Several countries across the world have been making strides on the CBDC research and development front. Last week, Brazil’s central bank picked 14 institutions to take part in the pilot program of its CBDC. Prominent companies like Visa and Microsoft had been selected to participate.
Prior to that, the Hong Kong Monetary Authority announced the launch of its e-HKD Pilot Program. Around 16 firms from the FinTech sector are set to take part in the trial run of Hong Kong’s CBDC program, with Ripple Labs being the only representative from the crypto industry.
In fact, going forward, CBDC adoption and use are expected to rise. More so, because this form of payment offers “reliable sources of digital currency backed by central banks for consumers, businesses, and governments.” In fact,
“According to a new report from Juniper Research, the global value of central bank digital currencies (CBDCs) will grow dramatically from $100 million today to $213 billion by 2030.”
Viewing CBDCs from the U.S. Point of View
The state of affairs in the U.S. is not the same. The Federal Reserve doesn’t essentially plan to issue a digital dollar. Even so, several stalwarts from the political realm are already voicing out against the very concept.
Recently, Governor Ron DeSantis went on to propose legislation to ban the use of CBDCs in Florida. Specifically, he said, “The Biden administration’s efforts to inject a Centralized Bank Digital Currency is about surveillance and control.” Texas parallelly introduced a bill to ban CBDC in the state. In fact, Senators like Ted Cruz feel that CBDCs are “profoundly dangerous” to society.
Now, in a recent column in Project Syndicate, Yanis Varoufakis, the Former Minister of Finance of Greece chalked out how the current banking system in the U.S. is on guard when it comes to CBDCs. In fact, he went on to draw parallels with smoking restrictions.
Just like how cigarette companies rued the rise of smoking restrictions, Varoufakis noted that JP Morgan and the other too-big-to-fail (TBFT) banks perceive CBDCs as a government-backed threat against their business. Specifically, he wrote,
“Once upon a time, the greed of tobacco companies was channeled through libertarian outrage over the restriction of smokers’ freedom to choose cancer. This time, the outrage is serving the interests of bankers panicking at the prospect of Fed accounts. Dimon and other masters of the TBTF universe are right to be scared, because a Fed CBDC would threaten their empire building.”

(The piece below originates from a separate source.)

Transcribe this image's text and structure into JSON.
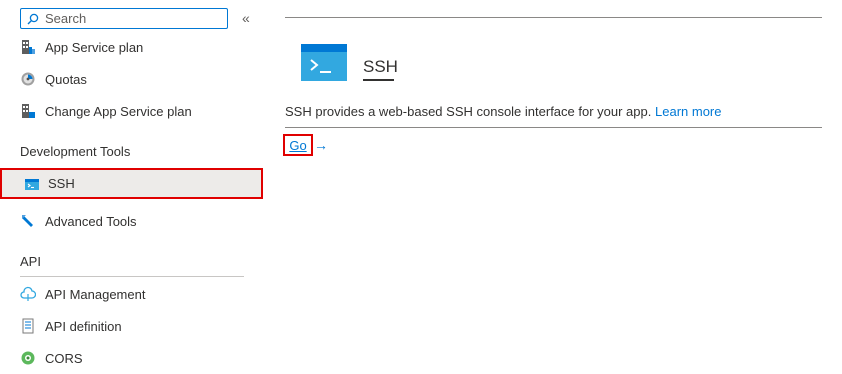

“And bankers around the world are right to fear that many of their lucrative services would no longer be required. With those services – holding deposits, processing payments, and so on – “disintermediated,” they would suddenly be unable to hold societies’ hostage.”
Is Aggression against CBDCs justified?
Varoufakis noted that we’re already living in a technology-feudal society. Here, we need to ask banks, and indirectly the government, for permission to pay. Digital payments can be centrally prohibited by credit card companies, banks, bureaucrats, and other unaccountable, opaque intermediaries.
Counterintuitively, CBDCs can “enhance” citizens’ privacy and shield them from centralized power, according to Varoufakis. Checks and balances can be introduced based on two separate data-management systems. The former Finance Minister of Greece suggested that the system that manages Fed accounts can be made totally anonymous, just like how crypto accounts are. On the other hand, a separate system supervised by relevant authorities can check for illicit activity like tax evasion and money laundering. He wrote,
“Thus, a proper and democratically controlled CBDC rollout can bring the combined benefits of strengthening tax collection, fighting deflation, and enhancing protection against Big Brother (and his many little brothers).”